Lyft might be prepping its own self-driving tests for California's streets.
Lyft might be prepping its own self-driving tests for California’s streets.

Image: Getty Images for Lyft

Lyft just took a small but essential step forward in the development of its own self-driving car project. 

The California DMV granted the rapidly growing ride-hailing company permission to test autonomous vehicles on the state’s public roads. The registration, which the DMV gives after the submission of an application and an annual $150 fee, has become a rite of passage of sorts for the various AV projects from automakers, tech companies, and startups that are currently racing to develop their own platforms.   

Registering with the state means that Lyft will now have to submit certain information to the DMV about its operations, most significantly an annual disengagement report detailing the number of times human operators had to take control of test vehicles. Lyft joins the likes of massive companies like Volkswagen, Waymo, Apple, and Ford with the registration, rounding out the full list of testers to 45. 
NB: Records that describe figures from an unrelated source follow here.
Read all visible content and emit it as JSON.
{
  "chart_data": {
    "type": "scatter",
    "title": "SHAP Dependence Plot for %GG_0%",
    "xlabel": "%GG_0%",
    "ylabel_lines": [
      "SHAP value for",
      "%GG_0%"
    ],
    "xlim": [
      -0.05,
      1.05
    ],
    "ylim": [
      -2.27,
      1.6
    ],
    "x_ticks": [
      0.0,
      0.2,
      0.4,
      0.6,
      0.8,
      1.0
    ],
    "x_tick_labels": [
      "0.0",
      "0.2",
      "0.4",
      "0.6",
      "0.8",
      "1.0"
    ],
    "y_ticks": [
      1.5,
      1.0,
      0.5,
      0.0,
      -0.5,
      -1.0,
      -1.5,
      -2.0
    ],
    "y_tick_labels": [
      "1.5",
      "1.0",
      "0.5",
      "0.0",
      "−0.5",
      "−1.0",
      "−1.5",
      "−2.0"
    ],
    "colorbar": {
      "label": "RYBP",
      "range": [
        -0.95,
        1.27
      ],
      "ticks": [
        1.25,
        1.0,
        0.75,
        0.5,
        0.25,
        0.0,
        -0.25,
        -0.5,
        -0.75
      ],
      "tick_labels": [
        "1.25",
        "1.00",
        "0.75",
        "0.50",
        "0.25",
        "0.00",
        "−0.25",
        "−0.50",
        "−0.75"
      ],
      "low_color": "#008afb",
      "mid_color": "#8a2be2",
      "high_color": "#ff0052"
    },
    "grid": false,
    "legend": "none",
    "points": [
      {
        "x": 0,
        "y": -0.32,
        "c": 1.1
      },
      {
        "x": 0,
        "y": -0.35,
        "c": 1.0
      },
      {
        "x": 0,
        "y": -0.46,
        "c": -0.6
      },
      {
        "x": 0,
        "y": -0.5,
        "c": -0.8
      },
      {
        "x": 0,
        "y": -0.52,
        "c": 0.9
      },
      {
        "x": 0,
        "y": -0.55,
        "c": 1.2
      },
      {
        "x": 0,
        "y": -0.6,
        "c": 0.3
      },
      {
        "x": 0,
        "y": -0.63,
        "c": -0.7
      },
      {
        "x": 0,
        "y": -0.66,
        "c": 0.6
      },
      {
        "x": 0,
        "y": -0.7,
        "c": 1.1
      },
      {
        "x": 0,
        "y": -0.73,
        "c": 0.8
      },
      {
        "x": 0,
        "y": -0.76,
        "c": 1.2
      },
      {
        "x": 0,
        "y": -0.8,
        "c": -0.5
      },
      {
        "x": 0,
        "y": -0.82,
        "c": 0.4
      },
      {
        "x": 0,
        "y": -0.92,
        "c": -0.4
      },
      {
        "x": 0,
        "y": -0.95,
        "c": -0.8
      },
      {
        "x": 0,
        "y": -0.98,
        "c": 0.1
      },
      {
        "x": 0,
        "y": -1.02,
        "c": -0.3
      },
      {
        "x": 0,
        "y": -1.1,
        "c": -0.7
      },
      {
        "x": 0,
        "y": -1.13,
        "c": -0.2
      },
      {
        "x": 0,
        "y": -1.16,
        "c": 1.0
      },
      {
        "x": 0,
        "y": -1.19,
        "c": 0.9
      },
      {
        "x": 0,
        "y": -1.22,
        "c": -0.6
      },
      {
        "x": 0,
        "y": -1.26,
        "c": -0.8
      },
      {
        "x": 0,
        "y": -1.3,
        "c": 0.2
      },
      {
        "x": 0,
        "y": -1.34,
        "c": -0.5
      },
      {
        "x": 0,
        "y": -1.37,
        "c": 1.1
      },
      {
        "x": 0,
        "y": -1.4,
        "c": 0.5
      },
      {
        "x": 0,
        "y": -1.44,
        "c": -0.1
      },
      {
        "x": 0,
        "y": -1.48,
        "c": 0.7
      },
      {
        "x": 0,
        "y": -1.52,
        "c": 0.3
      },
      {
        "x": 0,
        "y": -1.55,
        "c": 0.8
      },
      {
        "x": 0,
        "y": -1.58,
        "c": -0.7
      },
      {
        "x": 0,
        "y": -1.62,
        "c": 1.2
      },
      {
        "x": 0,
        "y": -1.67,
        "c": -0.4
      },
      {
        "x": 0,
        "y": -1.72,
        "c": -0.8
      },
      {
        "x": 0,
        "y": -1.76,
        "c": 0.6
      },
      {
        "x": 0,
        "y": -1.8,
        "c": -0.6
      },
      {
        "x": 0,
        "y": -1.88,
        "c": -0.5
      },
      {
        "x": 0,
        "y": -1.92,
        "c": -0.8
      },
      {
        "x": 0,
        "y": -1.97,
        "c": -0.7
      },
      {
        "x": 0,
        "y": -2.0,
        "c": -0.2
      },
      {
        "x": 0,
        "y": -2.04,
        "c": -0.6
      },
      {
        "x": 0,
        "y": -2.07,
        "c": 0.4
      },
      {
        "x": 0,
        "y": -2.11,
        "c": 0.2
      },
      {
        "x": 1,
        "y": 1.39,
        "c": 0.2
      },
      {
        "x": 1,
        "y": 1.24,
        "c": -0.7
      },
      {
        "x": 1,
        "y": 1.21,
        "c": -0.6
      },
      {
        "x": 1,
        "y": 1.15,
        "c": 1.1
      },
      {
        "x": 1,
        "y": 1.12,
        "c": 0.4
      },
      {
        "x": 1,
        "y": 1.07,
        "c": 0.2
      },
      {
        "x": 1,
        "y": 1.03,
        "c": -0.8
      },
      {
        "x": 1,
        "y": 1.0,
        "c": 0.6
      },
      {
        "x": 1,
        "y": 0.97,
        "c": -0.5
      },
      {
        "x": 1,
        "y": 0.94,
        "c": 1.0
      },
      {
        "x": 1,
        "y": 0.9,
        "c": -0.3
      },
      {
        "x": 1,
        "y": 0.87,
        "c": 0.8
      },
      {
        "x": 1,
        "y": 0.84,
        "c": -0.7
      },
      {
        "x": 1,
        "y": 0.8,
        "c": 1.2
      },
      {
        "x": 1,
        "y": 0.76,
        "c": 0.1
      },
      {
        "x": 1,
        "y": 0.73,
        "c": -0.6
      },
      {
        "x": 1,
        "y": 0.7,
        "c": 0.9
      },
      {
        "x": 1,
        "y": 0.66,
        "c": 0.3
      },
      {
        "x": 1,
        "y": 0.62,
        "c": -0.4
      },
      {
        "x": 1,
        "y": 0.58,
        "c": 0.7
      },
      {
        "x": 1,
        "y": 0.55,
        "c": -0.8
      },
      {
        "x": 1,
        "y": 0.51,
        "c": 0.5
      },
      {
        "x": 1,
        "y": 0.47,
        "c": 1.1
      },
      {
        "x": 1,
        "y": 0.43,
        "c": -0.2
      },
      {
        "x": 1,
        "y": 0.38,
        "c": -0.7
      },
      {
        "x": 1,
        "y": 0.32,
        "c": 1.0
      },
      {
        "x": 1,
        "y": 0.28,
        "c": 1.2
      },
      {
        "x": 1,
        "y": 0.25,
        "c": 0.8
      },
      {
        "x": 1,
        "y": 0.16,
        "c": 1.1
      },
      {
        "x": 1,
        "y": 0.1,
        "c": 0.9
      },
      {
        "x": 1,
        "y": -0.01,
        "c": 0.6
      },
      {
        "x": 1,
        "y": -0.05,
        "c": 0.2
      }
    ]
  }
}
The decision to register now is important for Lyft’s greater designs for expansion and its plans to launch its own fleet of AVs. Until recently, the company was content to depend on partnerships to actually put its self-driving cars on the streets, as associates like Waymo, Drive.ai, GM, Udacity, and Ford already have permission to test on the state’s public roads. 

But Lyft announced that it would open its own Silicon Valley autonomous development center in July, which signaled that the company will eventually need to test its own autonomous cars on public roads. Lyft’s reps had no comment when we reached out for more details about its autonomous program, or if public testing is imminent.

Unlike main rival Uber, which famously challenged the DMV’s rules and was subsequently booted from operating its self-driving cars in the state (before conceding and applying for the permit), Lyft appears to have handled the paperwork ahead of time.

The registration is just the latest sign of Lyft’s growth. The company also recently raised its largest round of funding in a $1 billion drive led by a Google fund and announced its long-awaited international expansion into Canada. A leaked investor document obtained by Bloomberg projected domestic growth of 61 percent by the year’s end, which could bring Lyft’s presence in the U.S. to over a third of the total ride-hailing market.

Lyft is still behind Uber when it comes to self-driving cars, though. The larger ride-hailing company has public pilots running in Arizona and Pittsburgh, and just signed a massive deal with Volvo that will provide its very own 24,000-vehicle self-driving fleet, an unprecedented move that could help to change the industry’s dominant, contractor-reliant business model.